其中有使用到一个类KafkaCluster,这是从Spark源码中copy过来的,需要稍微修改下(去掉private的限制访问),spark-1.6.0版本(点击链接)。内容如下:

package com.yjf.spark.core.utils

import java.util.Properties

import kafka.api._
import kafka.common.{ErrorMapping, OffsetAndMetadata, OffsetMetadataAndError, TopicAndPartition}
import kafka.consumer.{ConsumerConfig, SimpleConsumer}
import org.apache.spark.SparkException

import scala.collection.mutable.ArrayBuffer
import scala.util.Random
import scala.util.control.NonFatal

/**
  * Convenience methods for interacting with a Kafka cluster.
  * spark-1.6.0  https://github.com/apache/spark/blob/v1.6.0/external/kafka/src/main/scala/org/apache/spark/streaming/kafka/KafkaCluster.scala
  * spark-2.3.0  https://github.com/apache/spark/blob/master/external/kafka-0-8/src/main/scala/org/apache/spark/streaming/kafka/KafkaCluster.scala
  *
  * @param kafkaParams Kafka 
  * configuration parameters.
  *   Requires "metadata.broker.list" or "bootstrap.servers" to be set with Kafka broker(s),
  *   NOT zookeeper servers, specified in host1:port1,host2:port2 form
  */

class KafkaCluster(val kafkaParams: Map[String, String]) extends Serializable {
  import KafkaCluster.{Err, LeaderOffset, SimpleConsumerConfig}

  // ConsumerConfig isn't serializable
  @transient private var _config: SimpleConsumerConfig = null

  def config: SimpleConsumerConfig = this.synchronized {
    if (_config == null) {
      _config = SimpleConsumerConfig(kafkaParams)
    }
    _config
  }

  def connect(host: String, port: Int): SimpleConsumer =
    new SimpleConsumer(host, port, config.socketTimeoutMs,
      config.socketReceiveBufferBytes, config.clientId)

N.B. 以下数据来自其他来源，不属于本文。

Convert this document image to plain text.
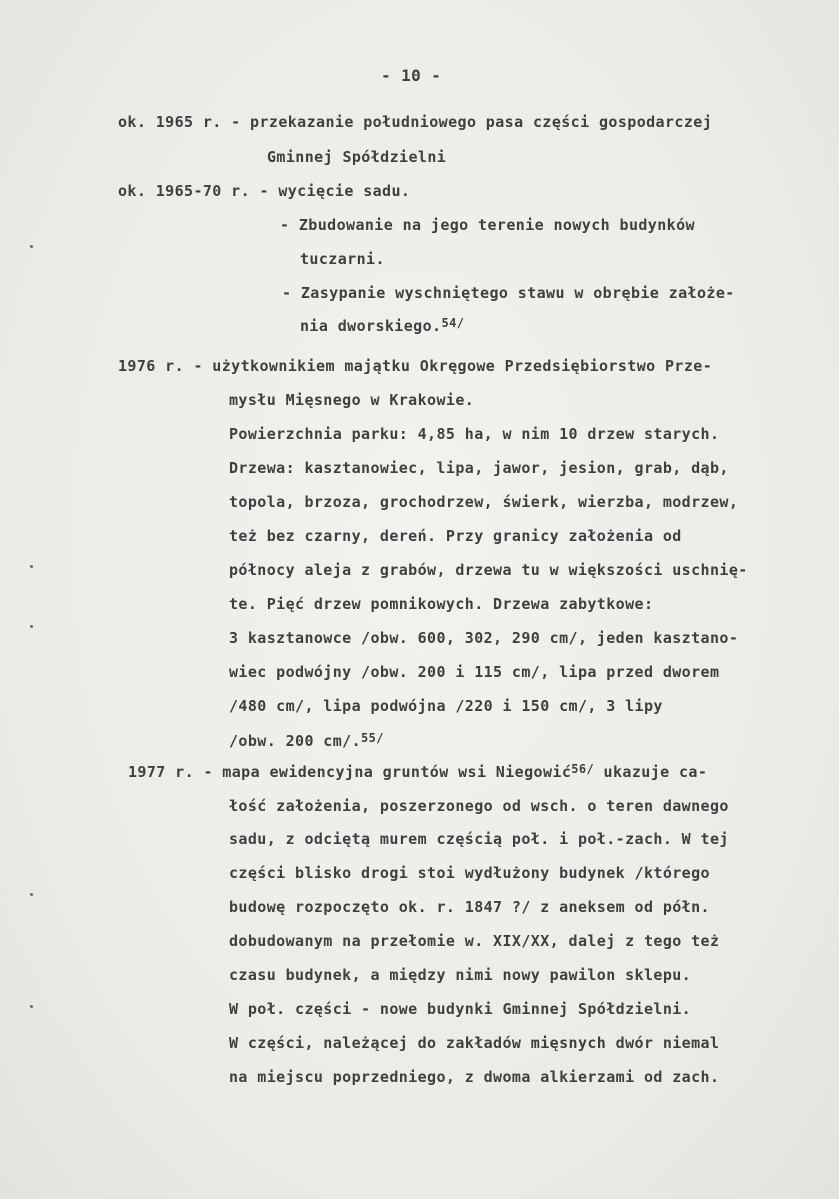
- 10 -
ok. 1965 r. - przekazanie południowego pasa części gospodarczej
Gminnej Spółdzielni
ok. 1965-70 r. - wycięcie sadu.
- Zbudowanie na jego terenie nowych budynków
tuczarni.
- Zasypanie wyschniętego stawu w obrębie założe-
nia dworskiego.$^{54/}$
1976 r. - użytkownikiem majątku Okręgowe Przedsiębiorstwo Prze-
mysłu Mięsnego w Krakowie.
Powierzchnia parku: 4,85 ha, w nim 10 drzew starych.
Drzewa: kasztanowiec, lipa, jawor, jesion, grab, dąb,
topola, brzoza, grochodrzew, świerk, wierzba, modrzew,
też bez czarny, dereń. Przy granicy założenia od
północy aleja z grabów, drzewa tu w większości uschnię-
te. Pięć drzew pomnikowych. Drzewa zabytkowe:
3 kasztanowce /obw. 600, 302, 290 cm/, jeden kasztano-
wiec podwójny /obw. 200 i 115 cm/, lipa przed dworem
/480 cm/, lipa podwójna /220 i 150 cm/, 3 lipy
/obw. 200 cm/.$^{55/}$
1977 r. - mapa ewidencyjna gruntów wsi Niegowić$^{56/}$ ukazuje ca-
łość założenia, poszerzonego od wsch. o teren dawnego
sadu, z odciętą murem częścią poł. i poł.-zach. W tej
części blisko drogi stoi wydłużony budynek /którego
budowę rozpoczęto ok. r. 1847 ?/ z aneksem od półn.
dobudowanym na przełomie w. XIX/XX, dalej z tego też
czasu budynek, a między nimi nowy pawilon sklepu.
W poł. części - nowe budynki Gminnej Spółdzielni.
W części, należącej do zakładów mięsnych dwór niemal
na miejscu poprzedniego, z dwoma alkierzami od zach.
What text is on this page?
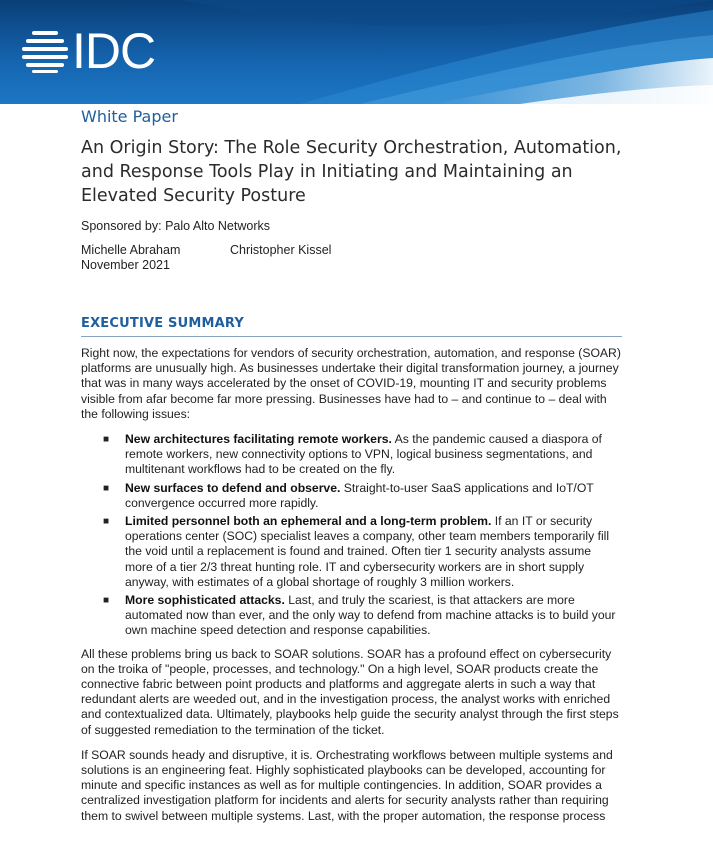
IDC
White Paper
An Origin Story: The Role Security Orchestration, Automation, and Response Tools Play in Initiating and Maintaining an Elevated Security Posture
Sponsored by: Palo Alto Networks
Michelle Abraham	Christopher Kissel
November 2021
EXECUTIVE SUMMARY

Right now, the expectations for vendors of security orchestration, automation, and response (SOAR) platforms are unusually high. As businesses undertake their digital transformation journey, a journey that was in many ways accelerated by the onset of COVID-19, mounting IT and security problems visible from afar become far more pressing. Businesses have had to – and continue to – deal with the following issues:

■ New architectures facilitating remote workers. As the pandemic caused a diaspora of remote workers, new connectivity options to VPN, logical business segmentations, and multitenant workflows had to be created on the fly.
■ New surfaces to defend and observe. Straight-to-user SaaS applications and IoT/OT convergence occurred more rapidly.
■ Limited personnel both an ephemeral and a long-term problem. If an IT or security operations center (SOC) specialist leaves a company, other team members temporarily fill the void until a replacement is found and trained. Often tier 1 security analysts assume more of a tier 2/3 threat hunting role. IT and cybersecurity workers are in short supply anyway, with estimates of a global shortage of roughly 3 million workers.
■ More sophisticated attacks. Last, and truly the scariest, is that attackers are more automated now than ever, and the only way to defend from machine attacks is to build your own machine speed detection and response capabilities.

All these problems bring us back to SOAR solutions. SOAR has a profound effect on cybersecurity on the troika of "people, processes, and technology." On a high level, SOAR products create the connective fabric between point products and platforms and aggregate alerts in such a way that redundant alerts are weeded out, and in the investigation process, the analyst works with enriched and contextualized data. Ultimately, playbooks help guide the security analyst through the first steps of suggested remediation to the termination of the ticket.

If SOAR sounds heady and disruptive, it is. Orchestrating workflows between multiple systems and solutions is an engineering feat. Highly sophisticated playbooks can be developed, accounting for minute and specific instances as well as for multiple contingencies. In addition, SOAR provides a centralized investigation platform for incidents and alerts for security analysts rather than requiring them to swivel between multiple systems. Last, with the proper automation, the response process
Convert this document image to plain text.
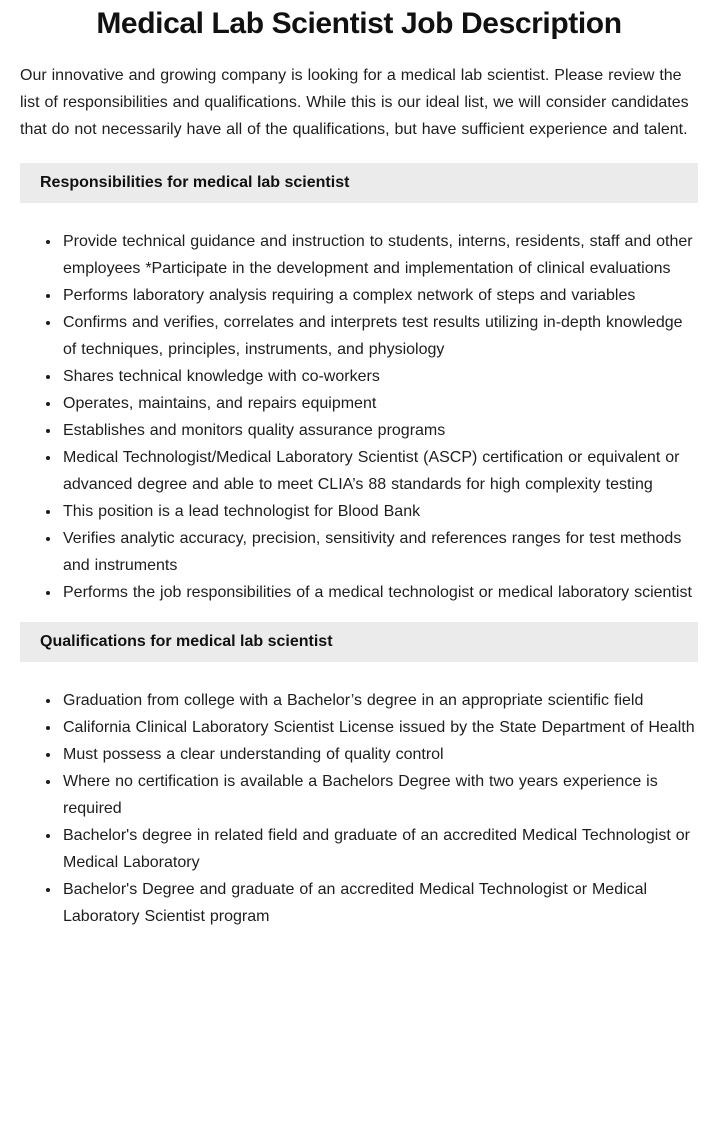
Medical Lab Scientist Job Description

Our innovative and growing company is looking for a medical lab scientist. Please review the list of responsibilities and qualifications. While this is our ideal list, we will consider candidates that do not necessarily have all of the qualifications, but have sufficient experience and talent.

Responsibilities for medical lab scientist
• Provide technical guidance and instruction to students, interns, residents, staff and other employees *Participate in the development and implementation of clinical evaluations
• Performs laboratory analysis requiring a complex network of steps and variables
• Confirms and verifies, correlates and interprets test results utilizing in-depth knowledge of techniques, principles, instruments, and physiology
• Shares technical knowledge with co-workers
• Operates, maintains, and repairs equipment
• Establishes and monitors quality assurance programs
• Medical Technologist/Medical Laboratory Scientist (ASCP) certification or equivalent or advanced degree and able to meet CLIA’s 88 standards for high complexity testing
• This position is a lead technologist for Blood Bank
• Verifies analytic accuracy, precision, sensitivity and references ranges for test methods and instruments
• Performs the job responsibilities of a medical technologist or medical laboratory scientist
Qualifications for medical lab scientist
• Graduation from college with a Bachelor’s degree in an appropriate scientific field
• California Clinical Laboratory Scientist License issued by the State Department of Health
• Must possess a clear understanding of quality control
• Where no certification is available a Bachelors Degree with two years experience is required
• Bachelor's degree in related field and graduate of an accredited Medical Technologist or Medical Laboratory
• Bachelor's Degree and graduate of an accredited Medical Technologist or Medical Laboratory Scientist program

  def connectLeader(topic: String, partition: Int): Either[Err, SimpleConsumer] =
    findLeader(topic, partition).right.map(hp => connect(hp._1, hp._2))

  // Metadata api
  // scalastyle:off
  // https://cwiki.apache.org/confluence/display/KAFKA/A+Guide+To+The+Kafka+Protocol#AGuideToTheKafkaProtocol-MetadataAPI
  // scalastyle:on

  def findLeader(topic: String, partition: Int): Either[Err, (String, Int)] = {
    val req = TopicMetadataRequest(TopicMetadataRequest.CurrentVersion,
      0, config.clientId, Seq(topic))
    val errs = new Err
    withBrokers(Random.shuffle(config.seedBrokers), errs) { consumer =>
      val resp: TopicMetadataResponse = consumer.send(req)
      resp.topicsMetadata.find(_.topic == topic).flatMap { tm: TopicMetadata =>
        tm.partitionsMetadata.find(_.partitionId == partition)
      }.foreach { pm: PartitionMetadata =>
        pm.leader.foreach { leader =>
          return Right((leader.host, leader.port))
        }
      }
    }
    Left(errs)
  }

  def findLeaders(
                   topicAndPartitions: Set[TopicAndPartition]
                 ): Either[Err, Map[TopicAndPartition, (String, Int)]] = {
    val topics = topicAndPartitions.map(_.topic)
    val response = getPartitionMetadata(topics).right
    val answer = response.flatMap { tms: Set[TopicMetadata] =>
      val leaderMap = tms.flatMap { tm: TopicMetadata =>
        tm.partitionsMetadata.flatMap { pm: PartitionMetadata =>
          val tp = TopicAndPartition(tm.topic, pm.partitionId)
          if (topicAndPartitions(tp)) {
            pm.leader.map { l =>
              tp -> (l.host -> l.port)
            }
          } else {
            None
          }
        }
      }.toMap

      if (leaderMap.keys.size == topicAndPartitions.size) {
        Right(leaderMap)
      } else {
        val missing = topicAndPartitions.diff(leaderMap.keySet)
        val err = new Err
        err.append(new SparkException(s"Couldn't find leaders for $missing ."))
        Left(err)
      }
    }
    answer
  }

  def getPartitions(topics: Set[String]): Either[Err, Set[TopicAndPartition]] = {
    getPartitionMetadata(topics).right.map { r =>
      r.flatMap { tm: TopicMetadata =>
        tm.partitionsMetadata.map { pm: PartitionMetadata =>
          TopicAndPartition(tm.topic, pm.partitionId)
        }
      }
    }
  }

  def getPartitionMetadata(topics: Set[String]): Either[Err, Set[TopicMetadata]] = {
    val req = TopicMetadataRequest(
      TopicMetadataRequest.CurrentVersion, 0, config.clientId, topics.toSeq)
    val errs = new Err
    withBrokers(Random.shuffle(config.seedBrokers), errs) { consumer =>
      val resp: TopicMetadataResponse = consumer.send(req)
      val respErrs = resp.topicsMetadata.filter(m => m.errorCode != ErrorMapping.NoError)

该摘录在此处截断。